If the timer overflows then it has found an inter-message gap.  I stop the timer and RX DMA, which in turn triggers a DMA TC.  The DMA TC signals a completed packet.  Packet length is determined by remaining transfer count in the DMA register (max - remaining count).  That's it, except for any line turnaround or starting a receive for the next message.

TX DMA is simpler.  Set up the DMA for the message address and byte count, enable DMA, wait for DMA TC.  At DMA TC the message is sent but the last byte may still be in transit, so I enable the USART TC interrupt.  At the USART TC the last byte is complete and the line can turn from TX to RX mode.

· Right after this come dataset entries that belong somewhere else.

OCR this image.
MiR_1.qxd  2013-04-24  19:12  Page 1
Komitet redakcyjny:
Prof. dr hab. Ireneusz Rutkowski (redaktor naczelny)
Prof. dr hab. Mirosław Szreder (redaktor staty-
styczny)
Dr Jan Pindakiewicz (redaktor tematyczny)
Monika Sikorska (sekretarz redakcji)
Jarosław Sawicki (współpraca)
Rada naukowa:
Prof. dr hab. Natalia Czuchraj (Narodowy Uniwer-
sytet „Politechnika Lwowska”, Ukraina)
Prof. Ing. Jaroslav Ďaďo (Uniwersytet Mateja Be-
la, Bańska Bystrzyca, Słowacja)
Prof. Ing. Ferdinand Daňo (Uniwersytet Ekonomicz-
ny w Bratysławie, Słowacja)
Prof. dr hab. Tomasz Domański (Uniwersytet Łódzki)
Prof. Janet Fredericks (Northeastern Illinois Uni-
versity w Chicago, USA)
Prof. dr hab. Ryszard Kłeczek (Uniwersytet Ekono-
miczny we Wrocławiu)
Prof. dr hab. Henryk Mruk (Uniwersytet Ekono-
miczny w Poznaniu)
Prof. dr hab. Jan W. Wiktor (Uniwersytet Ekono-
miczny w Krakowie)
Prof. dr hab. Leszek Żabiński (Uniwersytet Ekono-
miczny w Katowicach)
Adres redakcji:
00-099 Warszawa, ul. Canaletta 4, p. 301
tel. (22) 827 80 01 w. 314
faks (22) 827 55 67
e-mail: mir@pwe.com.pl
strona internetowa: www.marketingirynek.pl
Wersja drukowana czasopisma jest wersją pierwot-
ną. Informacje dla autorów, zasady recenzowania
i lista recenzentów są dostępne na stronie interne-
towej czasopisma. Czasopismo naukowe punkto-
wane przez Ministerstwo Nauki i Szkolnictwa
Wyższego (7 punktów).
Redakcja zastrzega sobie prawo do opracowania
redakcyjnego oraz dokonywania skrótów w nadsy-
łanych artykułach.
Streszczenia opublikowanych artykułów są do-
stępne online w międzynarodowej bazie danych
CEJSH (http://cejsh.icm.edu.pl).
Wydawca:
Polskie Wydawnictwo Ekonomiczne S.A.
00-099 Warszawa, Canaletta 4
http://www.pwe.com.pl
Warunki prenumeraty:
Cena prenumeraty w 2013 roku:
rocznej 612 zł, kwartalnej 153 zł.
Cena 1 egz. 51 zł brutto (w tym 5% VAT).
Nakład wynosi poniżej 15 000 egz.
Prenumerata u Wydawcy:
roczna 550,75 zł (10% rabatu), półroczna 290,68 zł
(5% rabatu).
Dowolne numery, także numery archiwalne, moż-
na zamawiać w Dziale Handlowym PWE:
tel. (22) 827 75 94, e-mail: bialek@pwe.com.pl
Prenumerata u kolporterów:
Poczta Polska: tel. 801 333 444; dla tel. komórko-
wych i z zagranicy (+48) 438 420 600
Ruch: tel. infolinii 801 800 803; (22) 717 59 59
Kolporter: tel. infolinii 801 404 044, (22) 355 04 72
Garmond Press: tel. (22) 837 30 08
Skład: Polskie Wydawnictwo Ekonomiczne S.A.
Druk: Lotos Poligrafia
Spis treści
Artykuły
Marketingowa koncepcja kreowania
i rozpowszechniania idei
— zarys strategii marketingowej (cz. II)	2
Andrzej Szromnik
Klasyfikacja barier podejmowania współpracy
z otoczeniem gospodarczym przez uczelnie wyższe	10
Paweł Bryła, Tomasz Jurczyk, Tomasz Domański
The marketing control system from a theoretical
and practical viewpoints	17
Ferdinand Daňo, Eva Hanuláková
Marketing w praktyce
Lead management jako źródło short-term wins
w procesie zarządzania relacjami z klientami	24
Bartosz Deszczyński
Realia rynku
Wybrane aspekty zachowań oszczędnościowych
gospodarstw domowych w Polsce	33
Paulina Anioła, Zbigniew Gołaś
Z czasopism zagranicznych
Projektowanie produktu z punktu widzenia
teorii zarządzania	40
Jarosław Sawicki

I use FreeRTOS mutex flags to serialize access to the USART and DMA hardware, and a message queue with the packet address and length to pass the completed data on to the network listener.  I don't pass the entire message because I don't want to move large amounts of data around in memory.  Better to use a pool of message buffers than copy buffers.

ray
Associate II
Posted on March 16, 2015 at 09:25

Do you try to use IDLE interrupt? It can detect RX line is idle after reception is end.

jpeacock
Associate III
Posted on March 16, 2015 at 18:40

The problem with IDLE is what defines end of reception.  There are two parameters: inter-character gap, time between two sequential bytes; and inter-message gap; time between end of a message and start of next message.  How does IDLE distinguish between the two?  An idle frame is only one character so it's likely to interrupt on inter-char gaps, especially if the remote device can't stream at full speed.

If you can guarantee the remote device strictly follows timing well enough to avoid one byte gaps then yes, IDLE can be used.  In practice it's not a reliable way to build a driver.